Es war einmal ein König, der hatte fünf Töchter, die gingen einmal im Garten spazieren, da kamen fünf Drachen angeflogen, die raubten sie. Nun hatten die fünf Prinzinnen aber fünf Heirather, die um sie freiten, [259] und als diese zum Schloße kamen und hörten, daß die Prinzinnen geraubt seien, da wurden sie sehr betrübt und beschloßen sogleich, sich aufzumachen und sie aufzusuchen. So waren sie schon eine weite Strecke gewandert, ohne nur eine Spur von ihnen zu finden, als sie einst in einen Wald kamen, wo sie eine alte Frau vor ihrer Hütte sitzend fanden; die fragten sie, ob sie ihnen nicht sagen könne, wo die fünf Drachen mit den fünf Prinzinnen hingeflogen wären. Das könne sie wohl, sagte die Alte, wenn ihnen zwei Silberlinge darum zu geben nicht zu viel wäre. Sogleich zog der eine der Heirather die Silberlinge aus der Tasche und gab sie ihr, und nun sagte sie: »Wenn ihr hier aus dem Walde kommt, so werdet ihr zu einem Berge kommen, auf dem fünf Brunnen sind; auf dem Grunde eines jeden liegt ein Löwe und oben auf dem Waßer schwimmt ein goldener Apfel, die müßt ihr nehmen und damit über das schwarze Meer fahren.« Da bedankten sie sich schön bei der Alten und zogen zu dem Berge, wo sie alles fanden, wie es ihnen die Alte gesagt hatte; sie nahmen nun die Aepfel, zogen zum schwarzen Meer, setzten sich in ein Boot und fuhren hinüber. Als sie aber drüben ankamen, fanden sie am Ufer eine hohe Hecke, die war noch mit einer goldenen Kette rings umzogen, sodaß sie nicht hindurchkonnten; aber einer von ihnen zog sein Schwert und hieb die Kette mitten durch, wobei sie sahen, daß Blutstropfen aus derselben hervorquollen.
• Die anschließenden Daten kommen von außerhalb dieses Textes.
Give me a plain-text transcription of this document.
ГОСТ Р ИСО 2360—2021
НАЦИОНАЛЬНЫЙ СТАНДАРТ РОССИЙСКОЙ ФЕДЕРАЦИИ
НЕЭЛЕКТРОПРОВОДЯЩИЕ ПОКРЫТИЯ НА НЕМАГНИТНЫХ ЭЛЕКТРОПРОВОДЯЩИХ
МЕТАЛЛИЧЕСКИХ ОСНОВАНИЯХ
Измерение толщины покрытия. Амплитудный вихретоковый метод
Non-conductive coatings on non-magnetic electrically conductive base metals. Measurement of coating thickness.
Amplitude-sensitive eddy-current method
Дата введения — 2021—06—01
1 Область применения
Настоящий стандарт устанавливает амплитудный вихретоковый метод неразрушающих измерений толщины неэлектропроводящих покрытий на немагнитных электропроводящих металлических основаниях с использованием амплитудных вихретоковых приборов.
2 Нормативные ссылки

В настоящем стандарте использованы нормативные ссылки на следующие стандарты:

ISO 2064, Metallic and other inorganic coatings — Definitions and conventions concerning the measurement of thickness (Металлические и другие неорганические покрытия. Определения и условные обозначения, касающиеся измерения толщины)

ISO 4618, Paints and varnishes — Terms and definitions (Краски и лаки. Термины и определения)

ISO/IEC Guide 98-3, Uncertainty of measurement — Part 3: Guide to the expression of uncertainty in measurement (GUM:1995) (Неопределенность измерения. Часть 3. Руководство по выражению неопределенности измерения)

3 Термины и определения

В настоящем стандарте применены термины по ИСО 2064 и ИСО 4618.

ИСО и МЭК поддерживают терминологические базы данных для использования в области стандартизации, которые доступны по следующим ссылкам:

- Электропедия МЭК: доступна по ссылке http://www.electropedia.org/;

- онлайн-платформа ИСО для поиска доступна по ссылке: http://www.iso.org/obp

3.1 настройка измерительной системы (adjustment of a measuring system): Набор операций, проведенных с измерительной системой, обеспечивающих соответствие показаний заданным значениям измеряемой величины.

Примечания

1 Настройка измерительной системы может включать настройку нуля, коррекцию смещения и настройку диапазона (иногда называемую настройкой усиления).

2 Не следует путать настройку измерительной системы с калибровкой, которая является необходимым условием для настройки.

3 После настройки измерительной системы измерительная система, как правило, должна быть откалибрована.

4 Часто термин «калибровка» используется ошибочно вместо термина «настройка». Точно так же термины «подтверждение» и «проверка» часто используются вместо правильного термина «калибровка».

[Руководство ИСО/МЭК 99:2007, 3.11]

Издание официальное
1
Darauf machten sie sich mit ihren Schwertern Bahn durch die Hecke und sahen nun den Drachenstein vor sich; den stiegen sie hinan und fanden oben ein prächtiges Schloß, in dem die fünf Prinzinnen wohnten. Diese freuten sich über die maßen, als sie die fünf Heirather sahen, aber kaum hatten sie sich begrüßt, so hörten sie auch schon, wie die Drachen herbeigeflogen[260] kamen. Sogleich krochen sie unter die Betten und kaum war das geschehen, so wälzten sich die Drachen herein und riefen: »Ich riech', ich rieche Menschenfleisch.« Aber die Prinzinnen beruhigten sie bald und da legten sie sich nieder und schliefen ein; darauf kamen die Heirather schnell unter den Betten hervor, schlugen den Drachen die Köpfe ab und führten nun die Prinzinnen wieder heim zu ihrem Vater und da wurden fünf Hochzeiten auf einmal gefeiert.


Aus dem Siegenschen.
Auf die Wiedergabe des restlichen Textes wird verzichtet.